Date: 2009-06-20 08:27 am (UTC)
From: [identity profile] steepholm.livejournal.com
Well, I did make provision for that in my post, I think, when I said that variants that were too far from the original were easier to edit out (as with Darcy's dip). I haven't seen Troy (yet) - but when I was writing my digression about the different ways small companies of Welsh and English soldiers set about the task of being Doomed, my mind naturally skipped to Thermopylae, and those Spartans combing each other's hair and putting it in lovely braids. (Clearly more Welsh than English, but really not quite either.) What's the gen on 300 from this point of view? Does it spoil Herodotus for ever after? Or had The English Patient already done that? Do YD or Becca have a view? I really must see some more films, I guess: my points of reference are far too limited...

(no subject)

Date: 2009-06-20 09:25 am (UTC)
From: [identity profile] lady-schrapnell.livejournal.com
Well, I did make provision for that in my post, I think, when I said that variants that were too far from the original were easier to edit out (as with Darcy's dip).

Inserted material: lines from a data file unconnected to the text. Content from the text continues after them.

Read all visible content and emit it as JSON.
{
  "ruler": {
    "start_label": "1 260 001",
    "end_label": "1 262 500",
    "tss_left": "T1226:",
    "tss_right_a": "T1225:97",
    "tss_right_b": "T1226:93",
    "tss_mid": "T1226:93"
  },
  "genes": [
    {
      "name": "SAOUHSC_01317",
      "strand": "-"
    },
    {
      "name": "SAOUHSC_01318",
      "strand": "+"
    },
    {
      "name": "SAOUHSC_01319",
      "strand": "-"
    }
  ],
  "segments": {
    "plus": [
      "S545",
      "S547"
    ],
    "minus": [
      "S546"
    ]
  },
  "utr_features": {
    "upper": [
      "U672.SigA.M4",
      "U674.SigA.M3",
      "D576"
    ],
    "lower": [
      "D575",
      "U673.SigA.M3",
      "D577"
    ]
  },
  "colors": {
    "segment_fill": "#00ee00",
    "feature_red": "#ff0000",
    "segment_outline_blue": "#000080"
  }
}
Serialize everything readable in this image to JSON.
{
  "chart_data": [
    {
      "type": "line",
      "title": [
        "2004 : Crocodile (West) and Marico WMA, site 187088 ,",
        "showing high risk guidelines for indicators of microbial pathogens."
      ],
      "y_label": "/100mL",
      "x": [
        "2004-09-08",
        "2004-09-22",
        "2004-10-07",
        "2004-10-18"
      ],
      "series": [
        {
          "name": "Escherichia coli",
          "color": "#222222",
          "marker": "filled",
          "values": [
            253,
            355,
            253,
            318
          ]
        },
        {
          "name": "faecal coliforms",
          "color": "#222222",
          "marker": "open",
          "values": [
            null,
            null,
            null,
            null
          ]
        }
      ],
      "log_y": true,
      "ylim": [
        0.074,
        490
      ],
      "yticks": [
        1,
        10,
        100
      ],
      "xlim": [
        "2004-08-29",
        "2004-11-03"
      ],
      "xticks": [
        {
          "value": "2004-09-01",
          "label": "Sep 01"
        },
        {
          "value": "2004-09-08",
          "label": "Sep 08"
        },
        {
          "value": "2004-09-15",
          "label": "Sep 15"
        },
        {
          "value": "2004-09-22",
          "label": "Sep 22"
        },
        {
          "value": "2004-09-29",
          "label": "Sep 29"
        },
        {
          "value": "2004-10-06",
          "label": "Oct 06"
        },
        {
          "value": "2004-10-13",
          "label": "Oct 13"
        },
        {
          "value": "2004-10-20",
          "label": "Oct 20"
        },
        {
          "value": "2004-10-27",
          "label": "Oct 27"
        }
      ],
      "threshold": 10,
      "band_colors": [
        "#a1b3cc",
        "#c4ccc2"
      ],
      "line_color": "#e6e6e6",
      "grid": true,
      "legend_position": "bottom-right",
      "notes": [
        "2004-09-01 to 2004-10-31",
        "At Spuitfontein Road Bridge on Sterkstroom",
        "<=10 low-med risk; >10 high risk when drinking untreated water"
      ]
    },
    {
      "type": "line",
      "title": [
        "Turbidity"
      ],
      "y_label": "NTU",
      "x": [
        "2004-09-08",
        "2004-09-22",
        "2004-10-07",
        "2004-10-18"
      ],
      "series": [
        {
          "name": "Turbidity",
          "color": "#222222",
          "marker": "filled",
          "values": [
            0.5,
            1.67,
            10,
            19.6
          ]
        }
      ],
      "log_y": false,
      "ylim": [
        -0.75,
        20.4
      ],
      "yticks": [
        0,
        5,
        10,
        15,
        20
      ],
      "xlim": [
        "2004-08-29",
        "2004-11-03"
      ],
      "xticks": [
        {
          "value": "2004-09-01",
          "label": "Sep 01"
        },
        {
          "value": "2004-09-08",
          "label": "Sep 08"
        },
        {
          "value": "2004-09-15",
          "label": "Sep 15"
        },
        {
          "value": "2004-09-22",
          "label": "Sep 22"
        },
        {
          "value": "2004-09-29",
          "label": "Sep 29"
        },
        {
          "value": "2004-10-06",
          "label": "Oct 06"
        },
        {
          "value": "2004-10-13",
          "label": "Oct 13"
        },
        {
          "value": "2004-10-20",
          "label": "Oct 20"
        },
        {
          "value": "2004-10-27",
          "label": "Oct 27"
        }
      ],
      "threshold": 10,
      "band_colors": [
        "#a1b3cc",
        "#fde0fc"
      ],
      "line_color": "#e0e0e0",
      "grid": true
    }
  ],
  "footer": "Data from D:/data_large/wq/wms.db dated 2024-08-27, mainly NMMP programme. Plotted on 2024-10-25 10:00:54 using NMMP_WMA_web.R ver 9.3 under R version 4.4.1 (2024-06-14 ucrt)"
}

You did, true. Sorry for letting that drop out of mind. I think the problem (aside from *my* problem, of writing while undercaffeinated and overheadached) with this provision is that it's got such a large inbuilt escape clause. Adaptations, you say, confine the possibilities of the text to a narrow range of meaning and make what had been a polysemous rainforest of potential an impoverished monoculture and later that they do something to change what the book can mean for us -- except when they don't, because they're too far from the original (which surely HAS to mean our interpretation of the original) for us not to just toss them.

I haven't seen Troy either, and don't think I need include the 'yet', as Bec actually rented it and I couldn't bear it enough to watch more than 10 minutes, even to snark.

Re 300, they said it was based on a graphic novel rather than Herodotus or other such source, so that one won't do much for the discussion, especially as neither of us knows anything about it! Bec said The English Patient didn't do anything to her feelings about Herodotus but I can't quite manage to paraphrase all she said about the book atm. She did however, express the opinion that film versions of novels change 'only visual aesthetics', as noted by many people of seeing some characters as similar to the actors playing them and do little or nothing to the verbal aesthetics. (I may have mangled the last bit slightly, but the first is okay!)

(no subject)

Date: 2009-06-20 10:47 am (UTC)
From: [identity profile] steepholm.livejournal.com
I wonder whether we could put it thusly. An adaptation that attempts to graft something alien onto a text is likely to leave our sense of the text relatively unaltered, because it will be recognized as not belonging, and so discounted. Conversely, an adapation that "takes" is likely to do so by fixing on something that really is in the text, but exaggerating, selecting or distorting it in some way. So, in the case of LOTR (where the visuals were far more faithful than the verbals, I think), while I take B's point about verbal aesthetics, I still suspect that Gimli and Pippin, for instance, are far more "comic" characters in many people's minds after seeing Jackson's film than they were before. Nevertheless even in the text there were comic moments available for Jackson to build upon, and on re-reading people may be more attuned to them in the light of watching Jackson's film. By contrast, had he attempted to make Elrond the butt of a string of elf jokes it just wouldn't have taken.